Perhaps we shouldn’t use the expression “lead times,” but, rather, “customer wait times.” To my mind, this makes a lot more sense. Usually, the customer has been waiting for a lot of things to happen: a phone call or e-mail back to initiate the job, measurements and then a price quote. All these things happen before the contract is even signed.
So much happens before a product is ready to hit the floor. If certain processes aren’t done correctly, then the pressure really starts to build and the rush to complete the job falls onto the production team’s shoulders. If you can objectively look at all your processes, you will see that many of the questions mentioned at the beginning of the article won’t be necessary.
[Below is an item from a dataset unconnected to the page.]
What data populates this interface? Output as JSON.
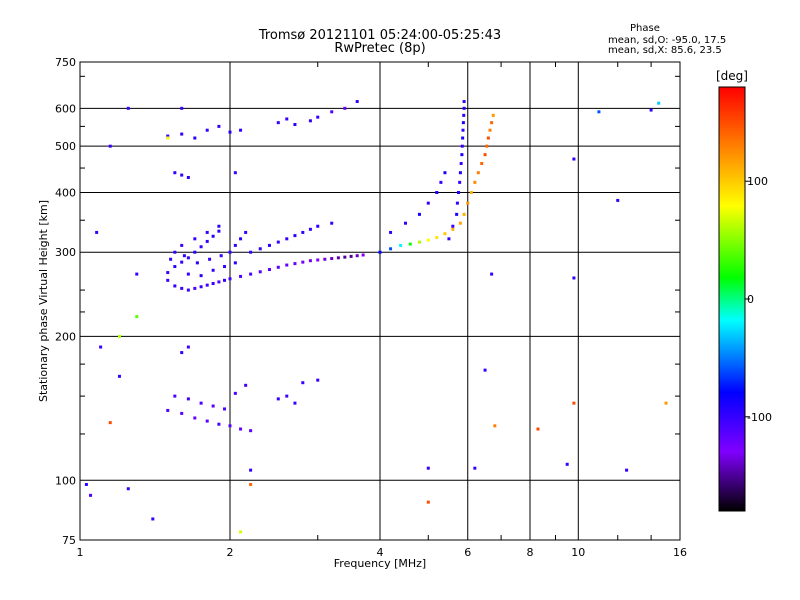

More importantly, your company will be more productive, you’ll see an increase in profits, and you can brand your company as one that really has its act together.
Let’s look at some processes in a shop where improvement can be made to shorten customer wait times.
In our shop, any process that slows the work down is called a cluster point. For example, any of the following areas can cause a potential hold up in the work: estimating, engineering, material ordering, scheduling, etc. When things go wrong in any of these departments, customer wait times increase.
You could compare the situation to chicken farming. The chicken farmer may know he has 45 chickens that can produce approximately 80 eggs, so he can without doubt tell his customers how many eggs they can get each day; however, if he’s not paying attention, a fox could invade the coop and then he’s down to 40 chickens. Some customers are not going to be happy — and now he has egg on his face. (Sorry, had to get that in there.) You see the point. You as a manager have to know how all of your processes are operating in order to deliver what all of your customers need, when they need it. It’s really not that hard to do.
Let’s look at estimating first. We all know it is standard policy to get three quotes before you start a job, but studies show the first quote received will be the one used 50 percent of the time — regardless of who’s cheaper. If you get your quote in first, you stand to gain a competitive advantage. But this isn’t the only part of the estimating process that’s important. You also need to know your success rate. If you’re winning too many bids, you might be pricing too low, in which case an adjustment might be in order. Here you might have a cluster point.